²³Department of Medicine, University of Pittsburgh, Pittsburgh, PA, USA

²⁴UPMC Hillman Cancer Center, Pittsburgh, PA, USA

^{^}Immuno-Oncology Germline Genetics in Melanoma (IO-GEM) Consortium

 *These authors contributed equally to the work.

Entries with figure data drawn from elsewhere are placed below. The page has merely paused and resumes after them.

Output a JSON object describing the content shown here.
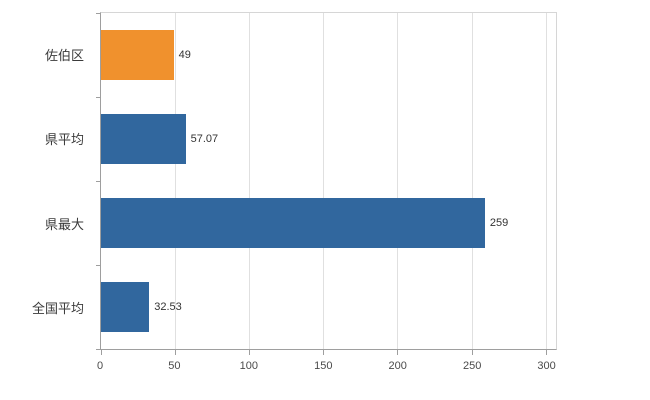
{
  "chart_data": {
    "type": "bar",
    "orientation": "horizontal",
    "title": "",
    "categories": [
      "佐伯区",
      "県平均",
      "県最大",
      "全国平均"
    ],
    "values": [
      49,
      57.07,
      259,
      32.53
    ],
    "value_labels": [
      "49",
      "57.07",
      "259",
      "32.53"
    ],
    "bar_colors": [
      "#f0912d",
      "#31679e",
      "#31679e",
      "#31679e"
    ],
    "x_ticks": [
      0,
      50,
      100,
      150,
      200,
      250,
      300
    ],
    "xlim": [
      0,
      307
    ],
    "grid": true,
    "legend": "none",
    "colors": {
      "grid": "#e0e0e0",
      "axis": "#9e9e9e",
      "text": "#3a3a3a"
    }
  }
}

Corresponding authors: Tomas Kirchhoff, PhD

Abstract

Response to immune checkpoint inhibitors (ICIs) in metastatic melanoma (MM) varies among patients, and current baseline biomarkers predicting treatment outcomes are limited. As mitochondrial (MT) metabolism has emerged as an important regulator of host immune function, we explored the association of host MT genetics (MT-haplogroups; MT-HGs) with ICI efficacy in 1,225 ICI-treated MM patients from the clinical trial CheckMate-067 and an international MM consortium (IO-GEM). We discovered and validated significant associations of MT haplogroup T (HG-T) with resistance to anti-PD1-based ICI (both single-agent and combination) and have shown that HG-T is independent from established tumor predictors. We also found that HG-T patients exhibit a unique NIVO-resistant baseline peripheral CD8⁺ T cell repertoire compared to other MT-HGs, providing the first link between MT inheritance, host immunity, and ICI resistance. The study proposes a new host blood-based biomarker with stand-alone clinical value predicting ICI efficacy, and pointing to a novel ICI-resistance mechanism associated with MT metabolism with clinical relevance in immuno-oncology.